GANG-UP ON SOUTH SEMINARY
A few months ago we printed a story about Tom Affinito, a graduate student at New York University who had written a term paper on the inane methods by which colleges recruit basketball players. Affinito invented a mythical high school senior, planted fake stories in papers extolling the boy's ability and, presto, recruiters started bidding for him. Consider now the case of David Kent Wells, a 17-year-old senior at Madisonville High in Kentucky. Wells, a halfback, scored 208 points this season and had a rushing average of 235 yards per game, best in the state. Such prowess was bound to attract the attention of football's busy recruiters, and it did. The doorbell began to ring at Wells's brown brick home on South Seminary Street in Madisonville.
Last week, however, college basketball coaches started moving in on Wells, and this bewildered him.
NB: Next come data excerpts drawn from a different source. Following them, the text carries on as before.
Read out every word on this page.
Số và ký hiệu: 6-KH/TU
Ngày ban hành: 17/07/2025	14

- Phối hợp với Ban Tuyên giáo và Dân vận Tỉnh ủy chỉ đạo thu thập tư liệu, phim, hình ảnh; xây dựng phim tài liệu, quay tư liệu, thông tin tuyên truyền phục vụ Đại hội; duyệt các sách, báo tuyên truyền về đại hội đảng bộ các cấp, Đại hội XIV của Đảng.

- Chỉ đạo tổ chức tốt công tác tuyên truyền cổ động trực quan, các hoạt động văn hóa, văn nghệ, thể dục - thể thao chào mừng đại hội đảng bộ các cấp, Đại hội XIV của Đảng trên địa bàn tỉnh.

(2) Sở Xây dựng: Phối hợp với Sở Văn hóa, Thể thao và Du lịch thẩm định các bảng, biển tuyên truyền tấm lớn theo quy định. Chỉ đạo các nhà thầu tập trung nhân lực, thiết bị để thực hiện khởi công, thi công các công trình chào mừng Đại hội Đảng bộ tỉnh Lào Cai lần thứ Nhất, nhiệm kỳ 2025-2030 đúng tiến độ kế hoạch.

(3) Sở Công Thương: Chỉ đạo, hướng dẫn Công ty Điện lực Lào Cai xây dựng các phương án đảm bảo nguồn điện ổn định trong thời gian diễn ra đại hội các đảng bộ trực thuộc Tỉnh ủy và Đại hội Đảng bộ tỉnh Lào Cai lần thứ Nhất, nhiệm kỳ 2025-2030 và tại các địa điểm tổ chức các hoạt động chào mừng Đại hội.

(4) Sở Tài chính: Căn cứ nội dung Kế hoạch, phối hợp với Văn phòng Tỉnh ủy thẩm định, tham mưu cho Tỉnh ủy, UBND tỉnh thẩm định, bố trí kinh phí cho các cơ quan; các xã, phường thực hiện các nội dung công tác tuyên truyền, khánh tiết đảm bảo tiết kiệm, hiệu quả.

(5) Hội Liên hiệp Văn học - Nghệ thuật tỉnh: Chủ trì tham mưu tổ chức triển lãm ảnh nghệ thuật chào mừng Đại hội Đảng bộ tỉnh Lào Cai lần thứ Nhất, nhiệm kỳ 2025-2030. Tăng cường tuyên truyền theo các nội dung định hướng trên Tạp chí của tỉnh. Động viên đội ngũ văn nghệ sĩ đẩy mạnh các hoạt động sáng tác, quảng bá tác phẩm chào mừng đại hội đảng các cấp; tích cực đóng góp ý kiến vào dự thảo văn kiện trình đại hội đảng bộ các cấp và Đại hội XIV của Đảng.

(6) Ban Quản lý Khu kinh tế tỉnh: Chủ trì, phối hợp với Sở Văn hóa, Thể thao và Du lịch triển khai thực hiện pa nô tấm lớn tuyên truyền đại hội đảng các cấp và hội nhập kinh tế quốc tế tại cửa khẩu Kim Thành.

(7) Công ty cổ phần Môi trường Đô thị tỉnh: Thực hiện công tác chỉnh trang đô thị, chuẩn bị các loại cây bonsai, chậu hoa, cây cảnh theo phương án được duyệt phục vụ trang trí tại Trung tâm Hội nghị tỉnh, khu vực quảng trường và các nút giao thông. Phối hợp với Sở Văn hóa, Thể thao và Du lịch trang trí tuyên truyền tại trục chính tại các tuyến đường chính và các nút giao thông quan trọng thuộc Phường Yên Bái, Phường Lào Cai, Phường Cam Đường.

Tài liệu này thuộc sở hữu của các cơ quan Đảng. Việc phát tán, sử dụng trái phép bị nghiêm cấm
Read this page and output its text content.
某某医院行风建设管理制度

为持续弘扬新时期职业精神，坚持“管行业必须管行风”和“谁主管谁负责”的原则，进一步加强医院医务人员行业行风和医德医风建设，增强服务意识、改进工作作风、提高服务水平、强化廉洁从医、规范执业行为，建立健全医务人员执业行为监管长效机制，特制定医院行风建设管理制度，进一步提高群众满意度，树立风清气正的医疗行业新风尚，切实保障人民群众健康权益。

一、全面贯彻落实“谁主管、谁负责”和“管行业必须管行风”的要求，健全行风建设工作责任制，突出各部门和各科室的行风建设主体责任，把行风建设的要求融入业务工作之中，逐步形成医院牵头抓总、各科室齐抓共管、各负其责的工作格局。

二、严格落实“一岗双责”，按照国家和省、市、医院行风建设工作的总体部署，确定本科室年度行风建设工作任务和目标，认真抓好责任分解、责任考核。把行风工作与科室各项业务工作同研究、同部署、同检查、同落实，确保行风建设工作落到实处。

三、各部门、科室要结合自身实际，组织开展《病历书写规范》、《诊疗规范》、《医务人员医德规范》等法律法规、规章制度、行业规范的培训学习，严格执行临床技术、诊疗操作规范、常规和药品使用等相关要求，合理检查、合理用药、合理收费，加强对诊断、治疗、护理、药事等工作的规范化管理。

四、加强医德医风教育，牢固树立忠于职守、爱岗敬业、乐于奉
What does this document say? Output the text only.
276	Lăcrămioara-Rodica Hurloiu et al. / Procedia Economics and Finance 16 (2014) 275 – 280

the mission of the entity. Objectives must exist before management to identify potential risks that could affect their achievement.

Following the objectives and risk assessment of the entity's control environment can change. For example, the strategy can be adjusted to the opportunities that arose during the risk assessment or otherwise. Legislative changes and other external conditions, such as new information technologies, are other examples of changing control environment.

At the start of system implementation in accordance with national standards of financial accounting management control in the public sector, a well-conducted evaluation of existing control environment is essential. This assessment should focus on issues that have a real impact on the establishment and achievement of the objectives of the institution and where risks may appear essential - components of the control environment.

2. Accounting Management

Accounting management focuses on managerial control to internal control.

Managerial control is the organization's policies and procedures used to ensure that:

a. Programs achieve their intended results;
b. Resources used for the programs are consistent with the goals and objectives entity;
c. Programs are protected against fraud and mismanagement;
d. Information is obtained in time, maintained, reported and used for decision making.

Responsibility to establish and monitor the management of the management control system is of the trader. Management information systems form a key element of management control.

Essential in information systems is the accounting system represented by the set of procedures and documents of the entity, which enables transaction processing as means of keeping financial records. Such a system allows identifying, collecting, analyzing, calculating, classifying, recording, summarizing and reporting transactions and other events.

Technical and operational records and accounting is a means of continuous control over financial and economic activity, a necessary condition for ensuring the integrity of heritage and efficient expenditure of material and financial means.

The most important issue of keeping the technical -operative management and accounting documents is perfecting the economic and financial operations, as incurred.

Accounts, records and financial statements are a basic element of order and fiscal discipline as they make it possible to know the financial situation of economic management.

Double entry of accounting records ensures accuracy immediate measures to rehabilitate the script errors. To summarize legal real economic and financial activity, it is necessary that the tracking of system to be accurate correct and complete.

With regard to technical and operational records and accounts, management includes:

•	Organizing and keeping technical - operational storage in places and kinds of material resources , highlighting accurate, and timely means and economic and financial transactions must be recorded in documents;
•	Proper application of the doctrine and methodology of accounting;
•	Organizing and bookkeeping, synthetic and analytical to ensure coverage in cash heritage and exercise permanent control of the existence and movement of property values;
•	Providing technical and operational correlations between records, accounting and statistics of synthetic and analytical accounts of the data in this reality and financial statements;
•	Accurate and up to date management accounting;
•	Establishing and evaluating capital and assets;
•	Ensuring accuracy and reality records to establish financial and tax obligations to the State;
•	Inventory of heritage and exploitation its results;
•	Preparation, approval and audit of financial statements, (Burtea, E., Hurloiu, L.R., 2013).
The reason for all this is simple, silly and astonishing. In a nationally distributed magazine Wells was listed erroneously as one of the top high school players in the land. "I'm only an ordinary player," Wells confessed. What set the basketball recruiters on Wells's trail was his height as listed by the magazine—6 feet 11. If your grandmother is 6 feet 11 she is going to get visited, by the recruiters. So the boys moved in. Alas a little typo is a dangerous thing. Wells is 6 feet.